Pharmaceutical Business review

FDA accepts BLA for BMS’ subcutaneous nivolumab to treat solid tumours

A regulatory decision on the approval for BMS’ subcutaneous nivolumab under the Prescription Drug User Fee Act (PDUFA) is expected on 28 February next year. Credit: Bristol-Myers Squibb Company.

The BLA seeks approval for the use of subcutaneous nivolumab as a monotherapy, as maintenance therapy after treatment with Opdivo plus Yervoy (ipilimumab) combination regimen, or along with chemotherapy or cabozantinib in adult patients.

A regulatory decision on the approval under the Prescription Drug User Fee Act (PDUFA) is expected on 28 February next year.

The FDA’s acceptance of the BLA submission is based on data from the randomised, open-label Phase III CheckMate -67T study.

This trial compared the subcutaneous nivolumab to intravenous (IV) Opdivo in advanced or metastatic clear cell renal cell carcinoma (ccRCC) patients who priorly received systemic treatment.

According to the findings, subcutaneous nivolumab met the noninferiority criteria for Cavgd28, the time-averaged Opdivo serum concentration over 28 days, and Cminss, the trough serum concentration at steady state versus IV Opdivo.

These were the co-primary endpoints of the study.

Furthermore, the subcutaneous version of the drug also showed noninferiority in the key powered secondary endpoint of objective response rate (ORR) compared to the IV formulation.

Subcutaneous nivolumab’s safety profile was found to be in line with that of the IV version in the trial.

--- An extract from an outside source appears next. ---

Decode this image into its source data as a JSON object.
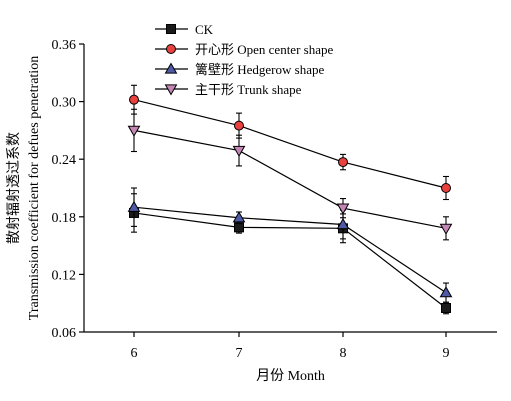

Bristol Myers Squibb global programme lead and vice-president Gina Fusaro said: “We believe subcutaneous nivolumab has the potential to make a significant difference in the lives of patients, which is reinforced by the FDA’s acceptance of our application.

Opdivo is a foundational PD-1 inhibitor approved for many different types of cancer, and our continued investment in research that puts patients first remains a priority. If approved by the FDA, the subcutaneous administration of nivolumab would provide patients and their physicians with a new option that delivers the same well-known benefits as IV Opdivo but with the improved convenience of an injection administered in three-to-five minutes rather than a 30-to-60-minute infusion.”